Reprise : Et si c’était le bon moment ?

16 janvier 2009

Isabelle Marie

""Les spécialistes en conviennent : rien ne sert de différer son projet de reprise. Tous les cédants ne pouvant attendre 2010, le marché est favorable aux repreneurs. Pour peu qu’ils sachent se montrer sélectifs et exigeants, ils pourront bénéficier de la baisse des prix de cession qui s’amorce et saisir de bonnes opportunités. 
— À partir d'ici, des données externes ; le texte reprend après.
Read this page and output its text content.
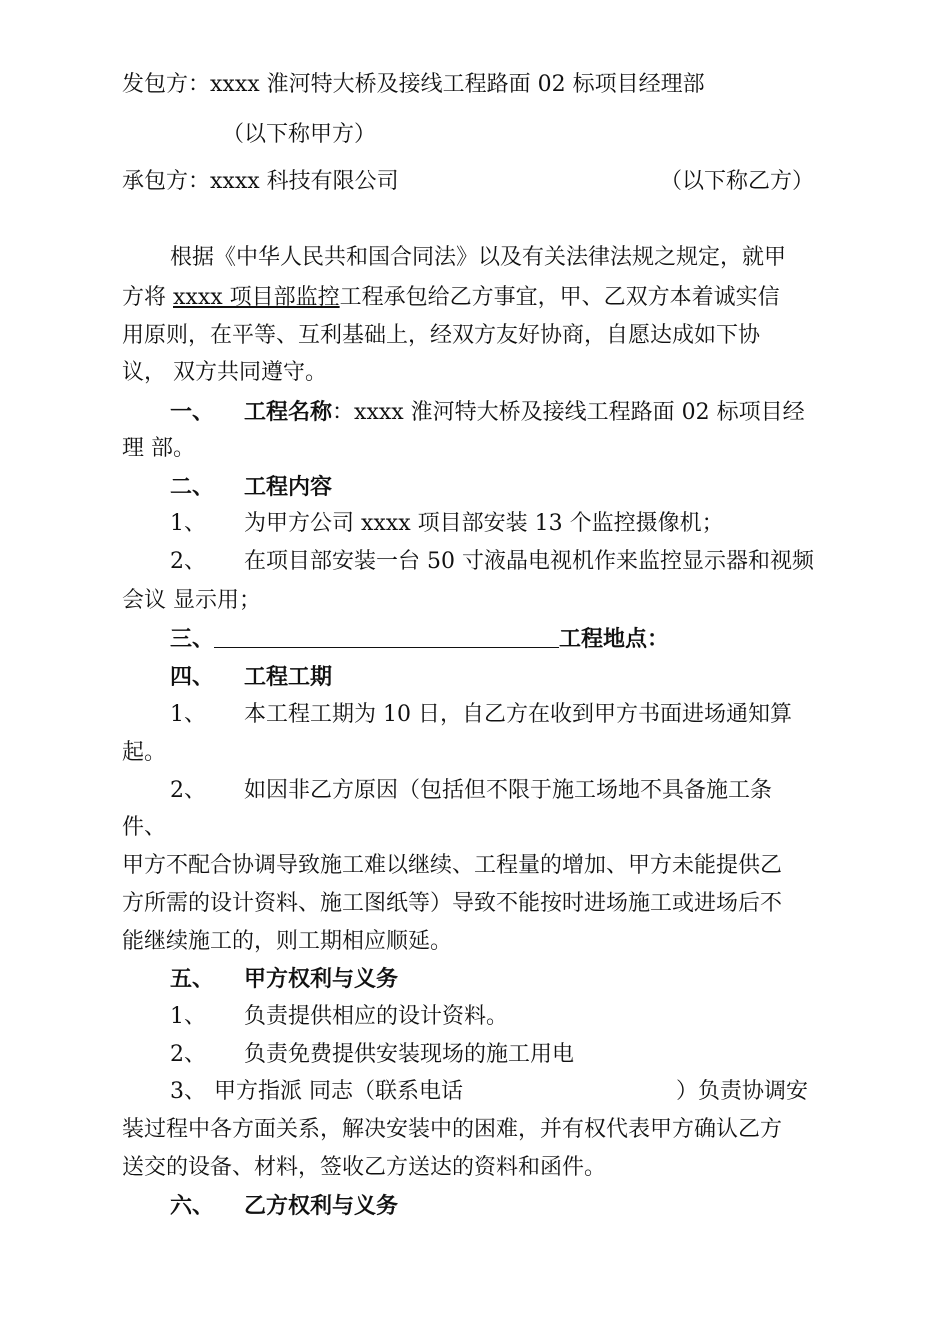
发包方：xxxx 淮河特大桥及接线工程路面 02 标项目经理部
（以下称甲方）
承包方：xxxx 科技有限公司	（以下称乙方）
根据《中华人民共和国合同法》以及有关法律法规之规定，就甲
方将 xxxx 项目部监控工程承包给乙方事宜，甲、乙双方本着诚实信
用原则，在平等、互利基础上，经双方友好协商，自愿达成如下协
议， 双方共同遵守。
一、 工程名称：xxxx 淮河特大桥及接线工程路面 02 标项目经
理 部。
二、 工程内容
1、 为甲方公司 xxxx 项目部安装 13 个监控摄像机；
2、 在项目部安装一台 50 寸液晶电视机作来监控显示器和视频
会议 显示用；
三、	工程地点：
四、 工程工期
1、 本工程工期为 10 日，自乙方在收到甲方书面进场通知算
起。
2、 如因非乙方原因（包括但不限于施工场地不具备施工条
件、
甲方不配合协调导致施工难以继续、工程量的增加、甲方未能提供乙
方所需的设计资料、施工图纸等）导致不能按时进场施工或进场后不
能继续施工的，则工期相应顺延。
五、 甲方权利与义务
1、 负责提供相应的设计资料。
2、 负责免费提供安装现场的施工用电
3、 甲方指派 同志（联系电话	）负责协调安
装过程中各方面关系，解决安装中的困难，并有权代表甲方确认乙方
送交的设备、材料，签收乙方送达的资料和函件。
六、 乙方权利与义务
> Savoir anticiper l’avenir
Certes, les incertitudes sont grandes et les pronostics divergent, mais les experts se retrouvent sur un constat a minima: la donne va changer pour les repreneurs comme pour les cédants.
« Du fait de la crise, il va y avoir de très bonnes opportunités à reprendre, à savoir des entreprises qui ne s’en sortent pas sur le plan de la trésorerie. Leur prix sera dévalorisé. On peut même dire que c’est le meilleur moment pour acheter. Ce n’est pas utile d’attendre. J’estime qu’il est déjà suffisamment compliqué pour le repreneur de trouver l’entreprise qui lui convient. S’il la trouve, il ne faut pas s’arrêter en route. La difficulté en période de crise vient surtout de la prudence des financeurs », estime Bérangère Deschamps, professeur d’entrepreneuriat à l’IAE de Grenoble et spécialiste de la problématique de la transmission d’entreprise
Xavier Moreno, président d’Astorg Partners se montre plus nuancé. Rappelant, fort à propos, que crise signifie opportunité en chinois, il estime qu’il va y en avoir pour ceux qui ont quelques réserves financières et qui sont suffisamment prudents et avisés pour s’engager uniquement s’ils ont une certaine capacité à anticiper l’avenir. S’il s’agit d’un secteur peu cyclique, alors il est possible de se lancer assez tôt. S’il s’agit, à titre d’exemple, d’un sous-traitant de l’industrie automobile, il vaut mieux attendre la sortie du tunnel avant de la reprendre : « Si on veut faire une transmission aujourd’hui, il faut la faire avec un prix variable : c’est-à-dire avec un prix de crise pour une transaction rapide, et les deux parties se revoient deux ans plus tard pour ajuster le prix après la crise. Il faut absolument diviser le problème en plusieurs sous-problèmes pour le résoudre. Sinon, on ne trouvera pas un prix acceptable par les deux parties », assure-t-il. 

> Le marché change
Jacques Sounaleix référent national reprise du Réseau Entreprendre constate que les cédants ont toujours tendance à survaloriser leur bien
mais, aujourd’hui, ils se trouvent face à des repreneurs qui se savent en position de force. Pour ce spécialiste de la transmission, plus que jamais les repreneurs potentiels doivent se montrer exigeants. « Le marché va changer et il va être intéressant de reprendre. Mais le repreneur devra respecter certaines règles. Il ne devra pas payer la cible trop cher. Alors qu’auparavant, on pouvait tolérer un retour sur investissement à 5 ou 6 ans, du fait de cette conjoncture difficile, il vaut mieux le fixer à quatre ans : plus l’investissement est risqué, plus le délai de récupération doit être court, conseille-t-il. Le repreneur devra vraiment intégrer dans son prévisionnel le fait que la marge de l’entreprise reprise risque de se voir diviser par deux ou par trois sur l’année 2009. » 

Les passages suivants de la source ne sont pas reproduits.